Daily Economic News reporters learned that in intelligent public-opinion analysis and market risk alerts, some institutions are already training AI to real-time capture and analyze large volumes of unstructured data such as news, research reports, social media, and even satellite images, in order to detect “signals” of risks that may affect the market or specific companies. For example, the “Oriental Brain” artificial intelligence platform of Orient Securities can process nearly 70k pieces of market public-opinion information per day on average, automatically identifying corporate entities and categorizing negative public-opinion.
In intelligent post-loan management and asset preservation, AI is being used for continuous, automated risk monitoring of existing loans. By analyzing companies’ operating data, judicial information, and changes in public opinion, models can give early warnings of potential risks, turning from passive response into proactive management. Some banks have tried using large models to assist in generating post-loan review reports, significantly shortening the writing time.
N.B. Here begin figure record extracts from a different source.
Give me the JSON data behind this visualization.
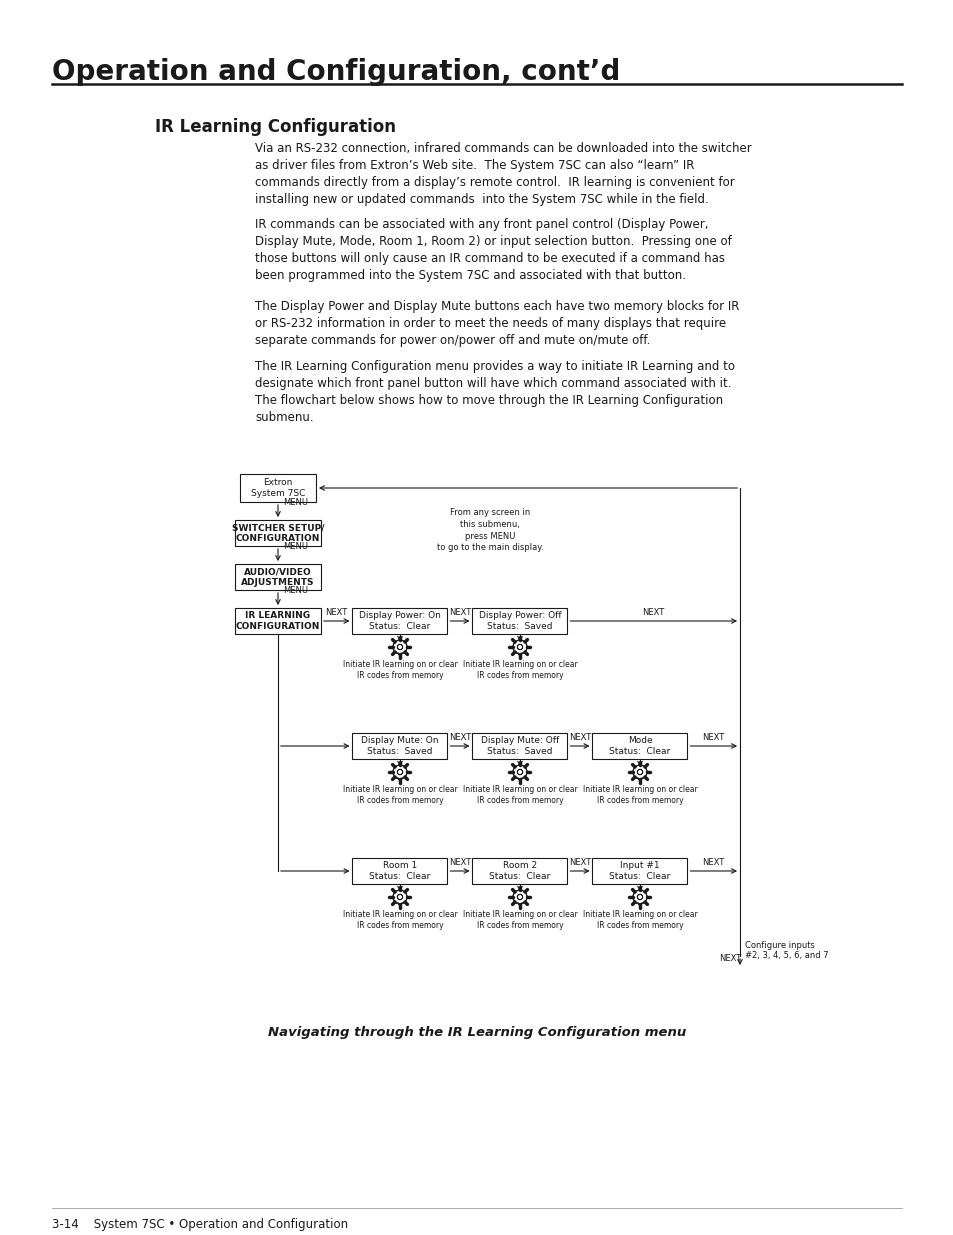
{
  "title": "Operation and Configuration, cont’d",
  "section_title": "IR Learning Configuration",
  "paragraph1": "Via an RS-232 connection, infrared commands can be downloaded into the switcher\nas driver files from Extron’s Web site.  The System 7SC can also “learn” IR\ncommands directly from a display’s remote control.  IR learning is convenient for\ninstalling new or updated commands  into the System 7SC while in the field.",
  "paragraph2": "IR commands can be associated with any front panel control (Display Power,\nDisplay Mute, Mode, Room 1, Room 2) or input selection button.  Pressing one of\nthose buttons will only cause an IR command to be executed if a command has\nbeen programmed into the System 7SC and associated with that button.",
  "paragraph3": "The Display Power and Display Mute buttons each have two memory blocks for IR\nor RS-232 information in order to meet the needs of many displays that require\nseparate commands for power on/power off and mute on/mute off.",
  "paragraph4": "The IR Learning Configuration menu provides a way to initiate IR Learning and to\ndesignate which front panel button will have which command associated with it.\nThe flowchart below shows how to move through the IR Learning Configuration\nsubmenu.",
  "footer_left": "3-14    System 7SC • Operation and Configuration",
  "caption": "Navigating through the IR Learning Configuration menu",
  "bg_color": "#ffffff",
  "text_color": "#1a1a1a"
}
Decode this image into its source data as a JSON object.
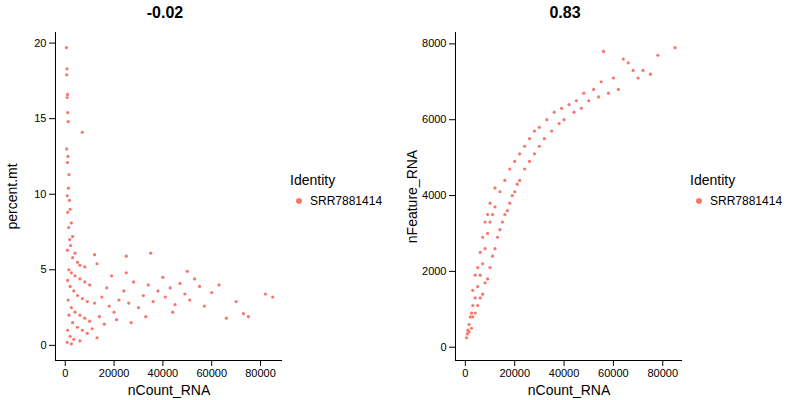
{
  "chart_data": [
    {
      "type": "scatter",
      "title": "-0.02",
      "x_label": "nCount_RNA",
      "y_label": "percent.mt",
      "legend": "right",
      "legend_title": "Identity",
      "xlim": [
        -4000,
        89000
      ],
      "xticks": [
        0,
        20000,
        40000,
        60000,
        80000
      ],
      "ylim": [
        -1,
        20.7
      ],
      "yticks": [
        0,
        5,
        10,
        15,
        20
      ],
      "series": [
        {
          "name": "SRR7881414",
          "color": "#F8766D",
          "x": [
            500,
            700,
            600,
            900,
            800,
            1000,
            1200,
            600,
            1100,
            900,
            7000,
            1500,
            1300,
            800,
            1700,
            2000,
            1000,
            2500,
            1400,
            3000,
            1800,
            2200,
            900,
            4000,
            3000,
            5000,
            6000,
            8000,
            12000,
            13000,
            25000,
            35000,
            1500,
            2500,
            4000,
            6000,
            8000,
            10000,
            1000,
            2000,
            3500,
            5000,
            7000,
            9000,
            12000,
            15000,
            18000,
            1200,
            2500,
            4000,
            6000,
            8000,
            10000,
            14000,
            1500,
            3000,
            5000,
            7000,
            9000,
            11000,
            1000,
            2000,
            3500,
            6000,
            800,
            2500,
            13000,
            16000,
            20000,
            22000,
            24000,
            26000,
            28000,
            30000,
            32000,
            34000,
            36000,
            38000,
            40000,
            41000,
            43000,
            45000,
            47000,
            49000,
            51000,
            53000,
            55000,
            57000,
            60000,
            63000,
            66000,
            70000,
            73000,
            75000,
            82000,
            85000,
            19000,
            17000,
            21000,
            27000,
            33000,
            44000,
            50000,
            25000
          ],
          "values": [
            19.7,
            18.3,
            17.9,
            16.6,
            16.4,
            15.4,
            14.8,
            13.0,
            12.5,
            12.1,
            14.1,
            11.3,
            10.4,
            9.9,
            9.6,
            9.0,
            8.8,
            8.1,
            7.8,
            7.2,
            7.0,
            6.6,
            6.3,
            6.1,
            5.8,
            5.5,
            5.3,
            5.2,
            6.0,
            5.4,
            5.9,
            6.1,
            5.0,
            4.8,
            4.6,
            4.4,
            4.2,
            4.0,
            4.3,
            3.9,
            3.6,
            3.3,
            3.1,
            2.9,
            2.8,
            3.2,
            2.6,
            3.0,
            2.5,
            2.2,
            2.0,
            1.8,
            1.6,
            1.9,
            2.0,
            1.5,
            1.2,
            1.0,
            0.8,
            1.1,
            1.0,
            0.6,
            0.4,
            0.3,
            0.2,
            0.1,
            0.5,
            1.4,
            2.2,
            3.0,
            3.6,
            2.8,
            4.2,
            2.5,
            3.3,
            4.0,
            2.9,
            3.6,
            4.5,
            3.2,
            3.8,
            2.7,
            4.1,
            3.4,
            3.0,
            4.4,
            3.9,
            2.6,
            3.5,
            4.0,
            1.8,
            2.9,
            2.1,
            1.9,
            3.4,
            3.2,
            4.6,
            3.8,
            1.7,
            1.5,
            1.9,
            2.2,
            4.9,
            4.8
          ]
        }
      ]
    },
    {
      "type": "scatter",
      "title": "0.83",
      "x_label": "nCount_RNA",
      "y_label": "nFeature_RNA",
      "legend": "right",
      "legend_title": "Identity",
      "xlim": [
        -4000,
        88000
      ],
      "xticks": [
        0,
        20000,
        40000,
        60000,
        80000
      ],
      "ylim": [
        -350,
        8300
      ],
      "yticks": [
        0,
        2000,
        4000,
        6000,
        8000
      ],
      "series": [
        {
          "name": "SRR7881414",
          "color": "#F8766D",
          "x": [
            500,
            800,
            1000,
            1500,
            2000,
            2500,
            3000,
            3000,
            4000,
            4000,
            5000,
            5000,
            6000,
            6000,
            7000,
            7000,
            8000,
            8000,
            9000,
            9000,
            10000,
            10000,
            11000,
            11000,
            12000,
            12000,
            13000,
            14000,
            14000,
            15000,
            16000,
            16000,
            17000,
            18000,
            18000,
            19000,
            20000,
            20000,
            21000,
            22000,
            22000,
            24000,
            24000,
            26000,
            26000,
            28000,
            28000,
            30000,
            30000,
            32000,
            33000,
            35000,
            36000,
            38000,
            39000,
            40000,
            42000,
            44000,
            45000,
            47000,
            48000,
            50000,
            52000,
            54000,
            55000,
            56000,
            58000,
            60000,
            62000,
            64000,
            66000,
            68000,
            70000,
            72000,
            75000,
            78000,
            85000,
            5000,
            7000,
            9000,
            12000,
            3000,
            4000,
            1500,
            2500,
            6000,
            8000,
            10000
          ],
          "values": [
            250,
            350,
            450,
            600,
            800,
            900,
            1100,
            800,
            1300,
            900,
            1600,
            1100,
            1900,
            1300,
            2200,
            1400,
            2600,
            1700,
            3000,
            1800,
            3300,
            2100,
            3500,
            2400,
            3700,
            2600,
            2900,
            3100,
            4100,
            3300,
            4400,
            3500,
            3600,
            4700,
            3800,
            4000,
            4900,
            4100,
            4300,
            5100,
            4400,
            5300,
            4700,
            5500,
            4900,
            5700,
            5100,
            5800,
            5300,
            5500,
            6000,
            5700,
            6200,
            5900,
            6300,
            6000,
            6400,
            6200,
            6500,
            6300,
            6700,
            6500,
            6800,
            6600,
            7000,
            7800,
            6700,
            7100,
            6800,
            7600,
            7500,
            7300,
            7100,
            7300,
            7200,
            7700,
            7900,
            2100,
            2900,
            3500,
            4200,
            1500,
            1900,
            400,
            500,
            2500,
            3300,
            3800
          ]
        }
      ]
    }
  ]
}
Even more disruptive exploration is happening in the core area of trading and investing. In the field of quantitative investing, beyond optimizing existing trading strategies, the more front-line exploration is to develop “virtual traders” that can autonomously learn market microstructure and independently execute portions of trading instructions. It has been reported that JPMorgan Chase has released its AI quant trading platform, supporting intelligent integration of high-frequency trading and multi-factor strategies. In client trading (such as foreign exchange and interest-rate derivatives trading), AI is also being studied to provide traders with real-time best price quotes and hedging-strategy suggestions.
However, despite a broad outlook, deep application of AI in the core areas of finance still faces constraints. Data governance, the issue of large-model “hallucinations,” and the shortage of compound talents are three hurdles that financial institutions must overcome.
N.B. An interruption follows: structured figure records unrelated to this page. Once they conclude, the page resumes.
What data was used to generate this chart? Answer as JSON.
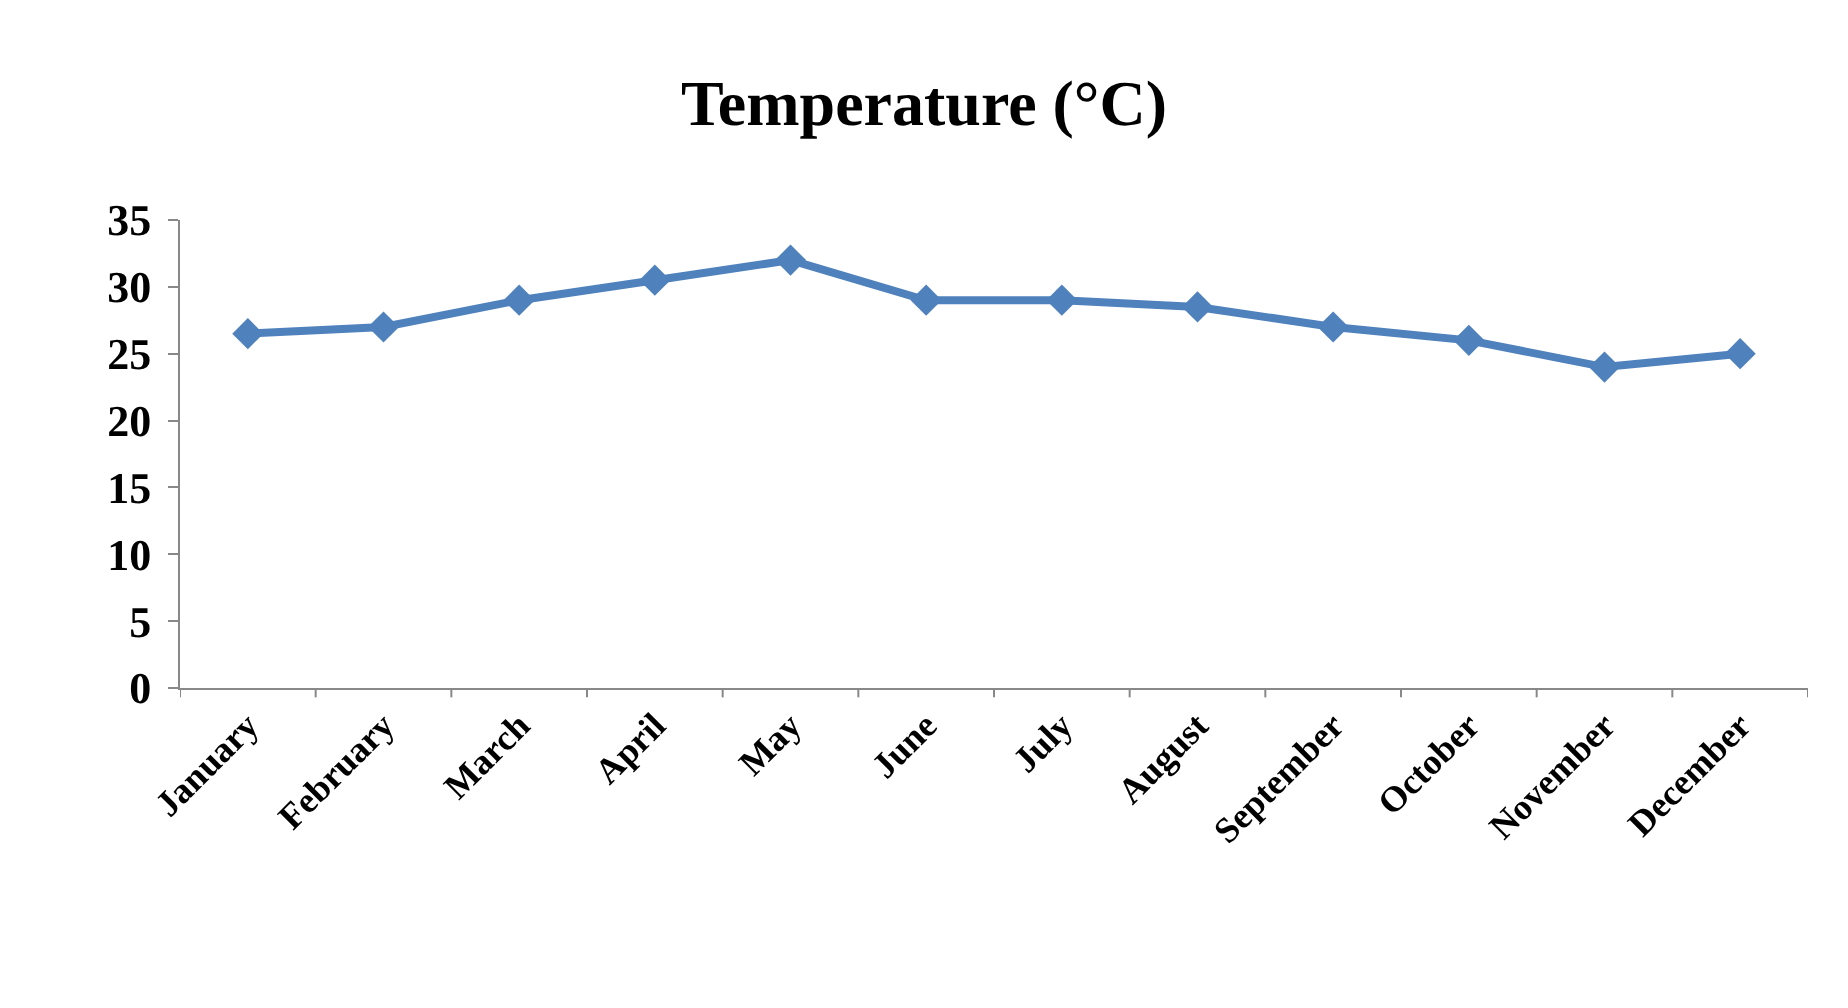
{
  "chart_data": {
    "type": "line",
    "title": "Temperature (°C)",
    "categories": [
      "January",
      "February",
      "March",
      "April",
      "May",
      "June",
      "July",
      "August",
      "September",
      "October",
      "November",
      "December"
    ],
    "series": [
      {
        "color": "#4f81bd",
        "values": [
          26.5,
          27,
          29,
          30.5,
          32,
          29,
          29,
          28.5,
          27,
          26,
          24,
          25
        ]
      }
    ],
    "ylim": [
      0,
      35
    ],
    "yticks": [
      0,
      5,
      10,
      15,
      20,
      25,
      30,
      35
    ],
    "legend": false,
    "marker": "diamond",
    "line_style": "solid"
  }
}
First is the challenge of data governance. High-quality, standardized data is AI’s “fuel.” However, financial data involves highly sensitive personal privacy and commercial secrets, and it is often scattered across different business departments, forming “data silos.” KPMG experts point out that financial institutions commonly face challenges such as difficulty coordinating multi-source heterogeneous data and difficulty enabling internal data flow and sharing.
Second is the “hallucination” problem of large models and the risk of reliability. The “hallucination” issue inherent to large language models can be fatal in financial decisions that require zero mistakes. A researcher at Postal Savings Bank of China, Lou Feipeng, stated that if “hallucinations” occur in the risk-management domain, it may lead to the bank being unable to understand the logic of risks, and thus unable to take effective response measures.
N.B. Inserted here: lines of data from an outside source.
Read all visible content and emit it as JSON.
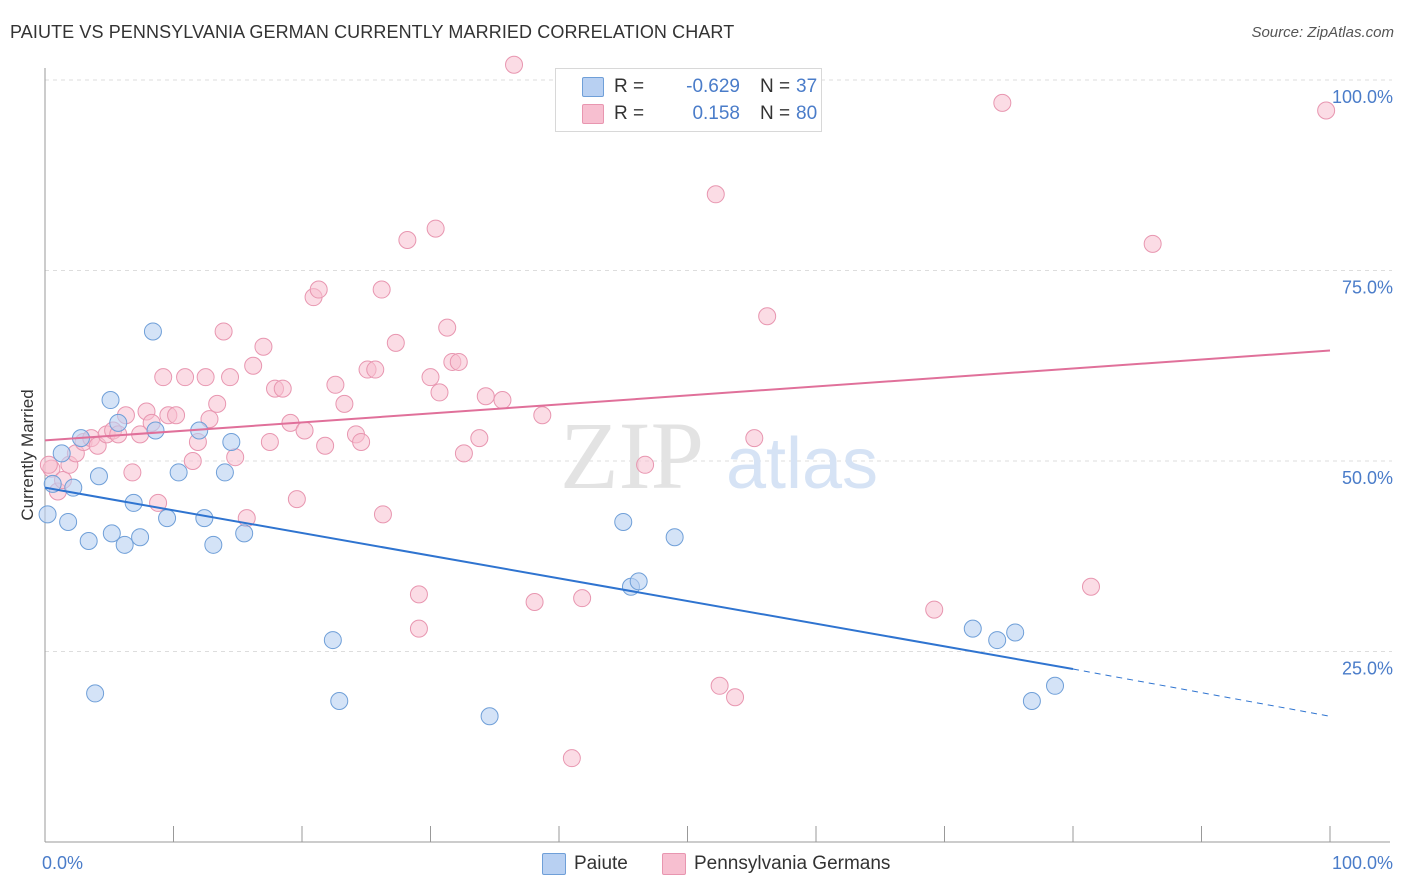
{
  "title": "PAIUTE VS PENNSYLVANIA GERMAN CURRENTLY MARRIED CORRELATION CHART",
  "source": "Source: ZipAtlas.com",
  "watermark": {
    "zip": "ZIP",
    "atlas": "atlas"
  },
  "colors": {
    "paiute_fill": "#b8d0f2",
    "paiute_stroke": "#6f9fd8",
    "paiute_line": "#2f74d0",
    "pg_fill": "#f7bfd0",
    "pg_stroke": "#e896b0",
    "pg_line": "#e0709a",
    "tick_label": "#4a7cc9",
    "grid": "#dddddd"
  },
  "legend_top": {
    "rows": [
      {
        "label": "R =",
        "r": "-0.629",
        "n_label": "N =",
        "n": "37"
      },
      {
        "label": "R =",
        "r": "0.158",
        "n_label": "N =",
        "n": "80"
      }
    ]
  },
  "legend_bottom": [
    "Paiute",
    "Pennsylvania Germans"
  ],
  "chart_data": {
    "type": "scatter",
    "title": "PAIUTE VS PENNSYLVANIA GERMAN CURRENTLY MARRIED CORRELATION CHART",
    "xlabel": "",
    "ylabel": "Currently Married",
    "xlim": [
      0,
      100
    ],
    "ylim": [
      0,
      100
    ],
    "x_tick_labels": [
      "0.0%",
      "100.0%"
    ],
    "y_tick_values": [
      25,
      50,
      75,
      100
    ],
    "y_tick_labels": [
      "25.0%",
      "50.0%",
      "75.0%",
      "100.0%"
    ],
    "grid": true,
    "legend_position": "bottom",
    "series": [
      {
        "name": "Paiute",
        "r": -0.629,
        "n": 37,
        "trend": {
          "x0": 0,
          "y0": 46.5,
          "x1": 80,
          "y1": 22.7,
          "dash_to_x": 100,
          "dash_to_y": 16.5
        },
        "points": [
          [
            0.2,
            43.0
          ],
          [
            0.6,
            47.0
          ],
          [
            1.3,
            51.0
          ],
          [
            1.8,
            42.0
          ],
          [
            2.2,
            46.5
          ],
          [
            2.8,
            53.0
          ],
          [
            3.4,
            39.5
          ],
          [
            4.2,
            48.0
          ],
          [
            5.1,
            58.0
          ],
          [
            5.2,
            40.5
          ],
          [
            5.7,
            55.0
          ],
          [
            6.2,
            39.0
          ],
          [
            6.9,
            44.5
          ],
          [
            7.4,
            40.0
          ],
          [
            8.4,
            67.0
          ],
          [
            8.6,
            54.0
          ],
          [
            9.5,
            42.5
          ],
          [
            10.4,
            48.5
          ],
          [
            12.0,
            54.0
          ],
          [
            12.4,
            42.5
          ],
          [
            13.1,
            39.0
          ],
          [
            14.0,
            48.5
          ],
          [
            14.5,
            52.5
          ],
          [
            15.5,
            40.5
          ],
          [
            3.9,
            19.5
          ],
          [
            22.4,
            26.5
          ],
          [
            22.9,
            18.5
          ],
          [
            34.6,
            16.5
          ],
          [
            45.0,
            42.0
          ],
          [
            45.6,
            33.5
          ],
          [
            46.2,
            34.2
          ],
          [
            49.0,
            40.0
          ],
          [
            72.2,
            28.0
          ],
          [
            74.1,
            26.5
          ],
          [
            75.5,
            27.5
          ],
          [
            76.8,
            18.5
          ],
          [
            78.6,
            20.5
          ]
        ]
      },
      {
        "name": "Pennsylvania Germans",
        "r": 0.158,
        "n": 80,
        "trend": {
          "x0": 0,
          "y0": 52.7,
          "x1": 100,
          "y1": 64.5
        },
        "points": [
          [
            0.5,
            49.0
          ],
          [
            1.0,
            46.0
          ],
          [
            1.4,
            47.5
          ],
          [
            1.9,
            49.5
          ],
          [
            2.4,
            51.0
          ],
          [
            3.0,
            52.5
          ],
          [
            3.6,
            53.0
          ],
          [
            4.1,
            52.0
          ],
          [
            4.8,
            53.5
          ],
          [
            5.3,
            54.0
          ],
          [
            5.7,
            53.5
          ],
          [
            6.3,
            56.0
          ],
          [
            6.8,
            48.5
          ],
          [
            7.4,
            53.5
          ],
          [
            7.9,
            56.5
          ],
          [
            8.3,
            55.0
          ],
          [
            8.8,
            44.5
          ],
          [
            9.2,
            61.0
          ],
          [
            9.6,
            56.0
          ],
          [
            10.2,
            56.0
          ],
          [
            10.9,
            61.0
          ],
          [
            11.5,
            50.0
          ],
          [
            11.9,
            52.5
          ],
          [
            12.5,
            61.0
          ],
          [
            12.8,
            55.5
          ],
          [
            13.4,
            57.5
          ],
          [
            13.9,
            67.0
          ],
          [
            14.4,
            61.0
          ],
          [
            14.8,
            50.5
          ],
          [
            15.7,
            42.5
          ],
          [
            16.2,
            62.5
          ],
          [
            17.0,
            65.0
          ],
          [
            17.5,
            52.5
          ],
          [
            17.9,
            59.5
          ],
          [
            18.5,
            59.5
          ],
          [
            19.1,
            55.0
          ],
          [
            19.6,
            45.0
          ],
          [
            20.2,
            54.0
          ],
          [
            20.9,
            71.5
          ],
          [
            21.3,
            72.5
          ],
          [
            21.8,
            52.0
          ],
          [
            22.6,
            60.0
          ],
          [
            23.3,
            57.5
          ],
          [
            24.2,
            53.5
          ],
          [
            24.6,
            52.5
          ],
          [
            25.1,
            62.0
          ],
          [
            25.7,
            62.0
          ],
          [
            26.2,
            72.5
          ],
          [
            26.3,
            43.0
          ],
          [
            27.3,
            65.5
          ],
          [
            28.2,
            79.0
          ],
          [
            29.1,
            32.5
          ],
          [
            29.1,
            28.0
          ],
          [
            30.0,
            61.0
          ],
          [
            30.4,
            80.5
          ],
          [
            30.7,
            59.0
          ],
          [
            31.3,
            67.5
          ],
          [
            31.7,
            63.0
          ],
          [
            32.2,
            63.0
          ],
          [
            32.6,
            51.0
          ],
          [
            33.8,
            53.0
          ],
          [
            34.3,
            58.5
          ],
          [
            35.6,
            58.0
          ],
          [
            38.1,
            31.5
          ],
          [
            38.7,
            56.0
          ],
          [
            41.0,
            11.0
          ],
          [
            41.8,
            32.0
          ],
          [
            46.7,
            49.5
          ],
          [
            52.2,
            85.0
          ],
          [
            52.5,
            20.5
          ],
          [
            53.7,
            19.0
          ],
          [
            55.2,
            53.0
          ],
          [
            56.2,
            69.0
          ],
          [
            69.2,
            30.5
          ],
          [
            74.5,
            97.0
          ],
          [
            81.4,
            33.5
          ],
          [
            86.2,
            78.5
          ],
          [
            99.7,
            96.0
          ],
          [
            36.5,
            102.0
          ],
          [
            0.3,
            49.5
          ]
        ]
      }
    ]
  }
}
Third is the shortage of compound talent and the pain of organizational change. Compound talent that both deeply understands complex financial business logic and is proficient in AI algorithms and engineering is extremely scarce. At the same time, traditional banking organizational culture—emphasizing rigor and a hierarchical system—creates deep tension with the agile development mode required by AI, which demands rapid iteration and tolerance for error-and-trial.
The aforementioned banking-industry research source summarized that future competition in the financial industry will be a contest of a comprehensive ecosystem: “technology—data—governance—talent.” Only institutions that can build high-quality data assets first, establish a trustworthy AI governance framework, and successfully transform their organizations and culture will win long-term advantages in this profound “intelligent-digital” revolution.